2. Die Klägerin hat Anspruch auf vertragsgemäße Weiterbeschäftigung als Administrator bis zur rechtkräftigen Entscheidung über den Kündigungsschutzantrag. Zu den Grundlagen des allgemeinen Weiterbeschäftigungsanspruchs und zum Vorliegen der Voraussetzungen für einen solchen Anspruch wird zur Vermeidung von Wiederholungen auf die zutreffenden Ausführungen des Arbeitsgerichts hierzu (S. 13 – 14 des Urteils), die sich die Kammer zu eigen macht, Bezug genommen und dies gem. § 69 Abs. 2 ArbGG festgestellt.

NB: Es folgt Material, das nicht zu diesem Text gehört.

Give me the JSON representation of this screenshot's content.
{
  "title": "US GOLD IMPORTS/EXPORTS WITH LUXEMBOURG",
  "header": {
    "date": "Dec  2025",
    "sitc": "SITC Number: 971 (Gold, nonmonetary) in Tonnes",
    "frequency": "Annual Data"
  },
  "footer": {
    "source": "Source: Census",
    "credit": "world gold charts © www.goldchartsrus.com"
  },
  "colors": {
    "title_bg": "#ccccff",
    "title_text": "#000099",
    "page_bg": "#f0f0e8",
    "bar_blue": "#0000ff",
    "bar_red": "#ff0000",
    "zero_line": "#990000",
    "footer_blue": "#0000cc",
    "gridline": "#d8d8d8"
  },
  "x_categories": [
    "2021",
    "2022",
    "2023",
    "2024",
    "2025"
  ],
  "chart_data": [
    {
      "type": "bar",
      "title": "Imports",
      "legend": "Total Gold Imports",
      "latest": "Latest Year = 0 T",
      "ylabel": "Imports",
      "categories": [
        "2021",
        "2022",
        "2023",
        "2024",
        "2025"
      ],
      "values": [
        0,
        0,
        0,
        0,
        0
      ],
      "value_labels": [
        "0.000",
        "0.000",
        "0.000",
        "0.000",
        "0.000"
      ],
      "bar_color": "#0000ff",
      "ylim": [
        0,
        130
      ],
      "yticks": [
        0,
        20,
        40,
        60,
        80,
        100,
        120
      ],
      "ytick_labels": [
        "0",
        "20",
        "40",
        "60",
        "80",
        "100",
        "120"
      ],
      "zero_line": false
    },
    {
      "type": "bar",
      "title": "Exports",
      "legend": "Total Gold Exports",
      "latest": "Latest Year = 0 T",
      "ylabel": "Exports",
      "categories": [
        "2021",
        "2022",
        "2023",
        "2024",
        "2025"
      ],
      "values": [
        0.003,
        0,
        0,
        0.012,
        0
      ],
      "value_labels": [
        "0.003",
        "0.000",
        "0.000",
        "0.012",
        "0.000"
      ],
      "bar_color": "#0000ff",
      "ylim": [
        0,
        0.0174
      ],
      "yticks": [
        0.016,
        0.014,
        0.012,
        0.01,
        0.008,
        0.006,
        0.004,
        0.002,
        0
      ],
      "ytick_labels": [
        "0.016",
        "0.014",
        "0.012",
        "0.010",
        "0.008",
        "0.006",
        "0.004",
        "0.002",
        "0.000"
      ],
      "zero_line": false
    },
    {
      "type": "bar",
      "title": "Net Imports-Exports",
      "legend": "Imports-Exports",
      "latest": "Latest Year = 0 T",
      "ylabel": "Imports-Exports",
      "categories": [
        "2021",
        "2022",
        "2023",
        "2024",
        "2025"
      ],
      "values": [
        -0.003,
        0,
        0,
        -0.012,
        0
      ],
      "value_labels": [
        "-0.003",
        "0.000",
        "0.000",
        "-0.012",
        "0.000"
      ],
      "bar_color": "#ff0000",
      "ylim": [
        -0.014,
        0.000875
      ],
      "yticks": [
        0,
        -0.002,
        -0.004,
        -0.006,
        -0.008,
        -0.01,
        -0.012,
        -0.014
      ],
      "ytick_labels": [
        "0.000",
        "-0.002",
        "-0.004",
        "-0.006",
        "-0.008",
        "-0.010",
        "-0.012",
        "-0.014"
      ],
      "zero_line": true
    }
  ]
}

Auch wenn der Antrag der Klägerin sich dem Wortlaut nach nicht darauf beschränkt, die Weiterbeschäftigung nur bis zur rechtskräftigen Entscheidung über den Kündigungsschutzantrag zu verlangen, ist er doch entsprechend auszulegen, da sich die Klägerin in der Klageschrift ausdrücklich auf den allgemeinen Weiterbeschäftigungsanspruch bezieht. Die Parteien streiten über die Frage, ob die Klägerin vertragsgemäß zu beschäftigen ist, allein unter dem Aspekt der Wirksamkeit der Kündigung. Wie sich aus der Begründung des Arbeitsgerichts ergibt, hat auch das Arbeitsgericht die Grundlage des Anspruchs im allgemeinen Weiterbeschäftigungsanspruch gesehen, auch wenn es dies im Tenor nicht durch die entsprechende Beschränkung „bis zur rechtskräftigen Entscheidung über den Kündigungsschutzantrag“ zum Ausdruck gebracht hat.

III.

Die Beklagte hat die Kosten ihres erfolglosen Rechtsmittels zu tragen, § 97 Abs. 1 ZPO.

IV.

Für die Zulassung der Berufung besteht kein gesetzlicher Grund gem. § 72 Abs. 2 ArbGG.